My suggestion is that we postpone this change until after v1.3 which should happen soon.
It's probably not a good idea to have a change which potentially breaks a lot without a test phase in a tagged release.

TL;DR of this change is: Only return ErrBadConn when we haven't written any statements yet as we otherwise might case unintended changes to the database.
(Did I miss something?)

[sethgrid]

Do we have any lose ETA? I'm not sure what context changes you are tracking or when a 1.4 would be slated. We are seeing errors that I think will be fixed with this issue.

[arnehormann]

This got more complex by the driver support for multi results and context. It might even help with context by providing stricter guarantees, but I'm not sure.
I took a stab at it in https://github.com/arnehormann/mysql/tree/fix-ErrBadConn but failed so far (failing tests and busy buffer messages). I hope I'll find the time to dig in deeper next weekend.

[arnehormann]

This took me far too long, sorry. PTAL

[arnehormann]

@julienschmidt @methane I force-pushed a refreshed attempt. Up for a review?

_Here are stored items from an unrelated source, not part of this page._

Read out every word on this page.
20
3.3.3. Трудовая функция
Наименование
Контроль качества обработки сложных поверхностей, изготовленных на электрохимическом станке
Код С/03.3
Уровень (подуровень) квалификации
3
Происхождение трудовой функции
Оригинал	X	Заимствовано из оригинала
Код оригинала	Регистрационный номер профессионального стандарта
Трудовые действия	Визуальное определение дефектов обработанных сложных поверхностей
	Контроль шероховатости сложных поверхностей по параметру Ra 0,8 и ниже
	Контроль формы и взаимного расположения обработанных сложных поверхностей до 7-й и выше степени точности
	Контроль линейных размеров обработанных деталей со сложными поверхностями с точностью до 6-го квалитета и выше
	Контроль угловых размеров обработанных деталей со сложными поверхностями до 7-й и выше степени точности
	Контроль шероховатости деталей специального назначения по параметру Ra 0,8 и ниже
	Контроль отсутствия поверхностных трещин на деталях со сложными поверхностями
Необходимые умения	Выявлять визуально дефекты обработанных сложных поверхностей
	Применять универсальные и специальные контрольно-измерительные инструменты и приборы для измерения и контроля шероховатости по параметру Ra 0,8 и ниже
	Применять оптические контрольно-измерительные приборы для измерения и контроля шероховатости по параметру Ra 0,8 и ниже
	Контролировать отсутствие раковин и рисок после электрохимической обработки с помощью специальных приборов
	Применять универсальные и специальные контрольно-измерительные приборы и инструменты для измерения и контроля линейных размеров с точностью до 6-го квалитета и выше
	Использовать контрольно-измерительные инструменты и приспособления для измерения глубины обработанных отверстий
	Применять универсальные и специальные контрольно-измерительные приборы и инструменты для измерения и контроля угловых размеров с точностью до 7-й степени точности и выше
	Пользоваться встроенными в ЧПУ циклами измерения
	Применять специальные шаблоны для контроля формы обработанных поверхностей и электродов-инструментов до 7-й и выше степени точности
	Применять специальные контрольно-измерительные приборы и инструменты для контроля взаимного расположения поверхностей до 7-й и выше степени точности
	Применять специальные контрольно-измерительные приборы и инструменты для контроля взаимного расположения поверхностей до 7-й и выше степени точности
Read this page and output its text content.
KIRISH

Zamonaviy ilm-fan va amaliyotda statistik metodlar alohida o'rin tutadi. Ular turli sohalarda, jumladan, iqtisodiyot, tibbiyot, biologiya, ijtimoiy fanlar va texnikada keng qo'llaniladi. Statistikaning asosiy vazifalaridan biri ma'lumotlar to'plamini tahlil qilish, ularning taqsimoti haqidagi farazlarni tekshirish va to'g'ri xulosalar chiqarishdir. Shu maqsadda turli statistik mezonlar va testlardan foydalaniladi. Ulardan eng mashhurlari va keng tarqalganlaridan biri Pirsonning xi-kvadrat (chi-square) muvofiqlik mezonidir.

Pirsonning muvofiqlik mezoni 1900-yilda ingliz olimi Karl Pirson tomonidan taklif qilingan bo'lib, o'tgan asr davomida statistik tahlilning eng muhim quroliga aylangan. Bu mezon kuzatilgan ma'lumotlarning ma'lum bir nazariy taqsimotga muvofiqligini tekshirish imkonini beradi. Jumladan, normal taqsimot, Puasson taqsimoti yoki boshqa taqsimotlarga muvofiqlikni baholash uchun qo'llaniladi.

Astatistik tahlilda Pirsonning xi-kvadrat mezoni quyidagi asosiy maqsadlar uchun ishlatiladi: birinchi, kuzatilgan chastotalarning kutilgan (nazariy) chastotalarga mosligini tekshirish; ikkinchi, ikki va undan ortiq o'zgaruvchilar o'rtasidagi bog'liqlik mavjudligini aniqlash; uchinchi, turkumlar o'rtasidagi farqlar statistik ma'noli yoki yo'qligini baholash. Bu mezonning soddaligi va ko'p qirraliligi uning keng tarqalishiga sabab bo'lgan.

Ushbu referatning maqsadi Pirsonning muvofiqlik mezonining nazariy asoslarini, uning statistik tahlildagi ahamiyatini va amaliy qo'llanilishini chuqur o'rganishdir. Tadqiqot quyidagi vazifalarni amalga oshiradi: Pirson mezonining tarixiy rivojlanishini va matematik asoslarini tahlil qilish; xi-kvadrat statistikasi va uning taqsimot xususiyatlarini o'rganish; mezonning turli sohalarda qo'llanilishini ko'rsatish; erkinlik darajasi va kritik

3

From the commit msg with a little more polish:

According to the database/sql/driver documentation, ErrBadConn should only
be used when the database was not affected. If the sql/driver sees ErrBadConn, it restarts the same
query on a different connection.
The mysql driver did not follow this guideline; queries were repeated on ErrBadConn.

This is fixed by changing most ErrBadConn errors to ErrInvalidConn.

The only valid returns of ErrBadConn are at the beginning of a database
interaction when no data was sent to the database yet.

Those cases are the following functions when no byte was written to the network yet:

• Begin
• BeginTx
• Exec
• ExecContext
• Prepare
• PrepareContext
• Query
• QueryContext

Commit and Rollback could arguably also be on that list, but are left out as
some engines like MyISAM are not supporting transactions.

Tests in packets_test.go were changed because they simulate a read not
preceded by a write. This cannot happen as the client at least has to send
the query itself first.

[methane]

LGTM

[vmg]

Hi! As some people on this thread feared, this PR breaks the driver whenever the MySQL server timeouts a connection. I've left an explanation in #657

[methane]

Don't do multipost. I replied it already.